CONCEPT, TEXT, PERFORMANCE Azade Shahmiri DRAMATURGICAL CONSULTATION, OUTSIDE EYE Isar Aboumahboub LIGHT DESIGN Saba Kasmaei TECHNICAL OPERATOR Nazanin Mehraein VISUAL ADVISOR, IMAGE Leila Ahmadi Abadeh TRANSLATION Bahar Ahmadi Fard
AZADE SHAHMIRI “In recent years I have worked with various international festivals, theatres and organizations in Europe, the UK and Asia. I also have experience with funds, grants and commissions. For me, White Money is an opportunity to learn more about the unknown structures I have worked with. My experience as an artist from Iran, working and living outside Europe, can be useful to look at the problematics from another side. Also, the concepts of Othering and Exoticism have been two of my critical burning issues for as long as I can remember. What interests me about White Money is the effort to bring to the table the fundamental question of funding structures and the economics of intercultural performing arts. Another interesting point of this project is creating an alternative and building a network to keep the conversation going. I believe in uncomfortable dialogues.”

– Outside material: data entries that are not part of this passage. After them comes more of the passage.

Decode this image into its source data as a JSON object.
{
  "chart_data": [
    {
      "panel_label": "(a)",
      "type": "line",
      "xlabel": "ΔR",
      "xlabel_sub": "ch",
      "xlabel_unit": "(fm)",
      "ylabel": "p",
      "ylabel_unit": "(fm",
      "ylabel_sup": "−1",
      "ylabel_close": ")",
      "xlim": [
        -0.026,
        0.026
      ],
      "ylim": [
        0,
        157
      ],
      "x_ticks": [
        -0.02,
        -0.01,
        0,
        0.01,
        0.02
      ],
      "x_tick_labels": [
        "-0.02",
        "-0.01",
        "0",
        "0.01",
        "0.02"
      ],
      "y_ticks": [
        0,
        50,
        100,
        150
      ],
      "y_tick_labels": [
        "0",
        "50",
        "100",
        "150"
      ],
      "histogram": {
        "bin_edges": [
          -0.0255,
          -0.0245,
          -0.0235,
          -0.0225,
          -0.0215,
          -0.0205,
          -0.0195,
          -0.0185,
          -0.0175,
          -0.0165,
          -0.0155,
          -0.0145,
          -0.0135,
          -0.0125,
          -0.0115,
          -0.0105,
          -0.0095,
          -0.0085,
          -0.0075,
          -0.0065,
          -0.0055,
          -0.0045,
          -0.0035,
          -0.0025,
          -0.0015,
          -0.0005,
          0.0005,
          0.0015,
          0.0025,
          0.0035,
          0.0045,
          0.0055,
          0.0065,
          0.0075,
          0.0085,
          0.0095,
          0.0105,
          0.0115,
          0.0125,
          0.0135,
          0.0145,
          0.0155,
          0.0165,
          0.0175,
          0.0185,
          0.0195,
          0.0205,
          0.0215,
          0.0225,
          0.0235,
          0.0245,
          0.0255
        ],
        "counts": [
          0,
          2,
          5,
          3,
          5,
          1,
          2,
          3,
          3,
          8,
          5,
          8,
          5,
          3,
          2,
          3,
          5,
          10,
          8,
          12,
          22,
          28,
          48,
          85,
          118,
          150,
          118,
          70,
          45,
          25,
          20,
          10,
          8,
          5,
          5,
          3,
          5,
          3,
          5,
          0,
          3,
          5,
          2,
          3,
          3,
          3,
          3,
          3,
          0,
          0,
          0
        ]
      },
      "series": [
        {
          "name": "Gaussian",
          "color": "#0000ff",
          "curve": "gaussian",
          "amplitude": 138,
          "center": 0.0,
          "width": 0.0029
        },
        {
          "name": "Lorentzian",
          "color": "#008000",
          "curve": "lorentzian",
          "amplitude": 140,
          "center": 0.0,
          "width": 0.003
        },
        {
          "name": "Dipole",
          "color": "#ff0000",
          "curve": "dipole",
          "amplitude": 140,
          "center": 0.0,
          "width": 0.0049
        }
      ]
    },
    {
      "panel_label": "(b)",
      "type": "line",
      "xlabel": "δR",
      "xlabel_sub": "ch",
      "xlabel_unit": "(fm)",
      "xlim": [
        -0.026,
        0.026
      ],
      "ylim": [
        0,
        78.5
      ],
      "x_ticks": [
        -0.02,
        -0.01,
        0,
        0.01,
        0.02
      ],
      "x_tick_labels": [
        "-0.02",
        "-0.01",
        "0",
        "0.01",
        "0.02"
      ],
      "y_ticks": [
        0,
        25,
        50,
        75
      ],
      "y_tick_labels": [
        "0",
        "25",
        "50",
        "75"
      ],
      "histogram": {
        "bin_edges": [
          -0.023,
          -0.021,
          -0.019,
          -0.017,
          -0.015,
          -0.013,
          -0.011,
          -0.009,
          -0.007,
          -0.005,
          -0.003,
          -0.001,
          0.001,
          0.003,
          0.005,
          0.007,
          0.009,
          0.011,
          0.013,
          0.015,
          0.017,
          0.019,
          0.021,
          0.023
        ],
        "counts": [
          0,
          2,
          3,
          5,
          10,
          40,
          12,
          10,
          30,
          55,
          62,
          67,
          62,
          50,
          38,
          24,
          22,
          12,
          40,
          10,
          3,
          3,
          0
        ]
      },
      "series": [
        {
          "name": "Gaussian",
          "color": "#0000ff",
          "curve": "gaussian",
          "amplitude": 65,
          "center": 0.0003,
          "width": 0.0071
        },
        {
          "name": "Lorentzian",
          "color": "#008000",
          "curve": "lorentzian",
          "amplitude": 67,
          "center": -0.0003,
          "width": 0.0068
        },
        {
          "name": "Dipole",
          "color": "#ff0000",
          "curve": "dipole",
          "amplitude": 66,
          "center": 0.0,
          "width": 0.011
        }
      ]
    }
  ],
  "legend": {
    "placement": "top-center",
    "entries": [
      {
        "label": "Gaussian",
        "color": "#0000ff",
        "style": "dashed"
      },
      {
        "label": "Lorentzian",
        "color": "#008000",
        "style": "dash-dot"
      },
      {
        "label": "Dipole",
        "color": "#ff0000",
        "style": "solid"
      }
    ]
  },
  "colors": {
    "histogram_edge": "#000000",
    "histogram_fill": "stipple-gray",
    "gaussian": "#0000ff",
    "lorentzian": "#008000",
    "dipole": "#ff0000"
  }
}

AZADE SHAHMIRI (director, writer and performer, Tehran/Iran) holds a BA and MA in Theatre Studies from Tehran University. Her book Postcolonial Theory and Criticism was published in 2010. She works on solo performances and collective projects. Her works Damascus and Voicelessness were shown at the Zürcher Theaterspektakel and Kunstenfestivaldesarts Brussels. Azade was artist-in-residence at Theaterformen Hannover 2011, and she was also on the juries of Theaterspektakel 2012 and at the Asian Arts Festival in South Korea. Her latest work Quasi premiered at the Wiener Festwochen 2021.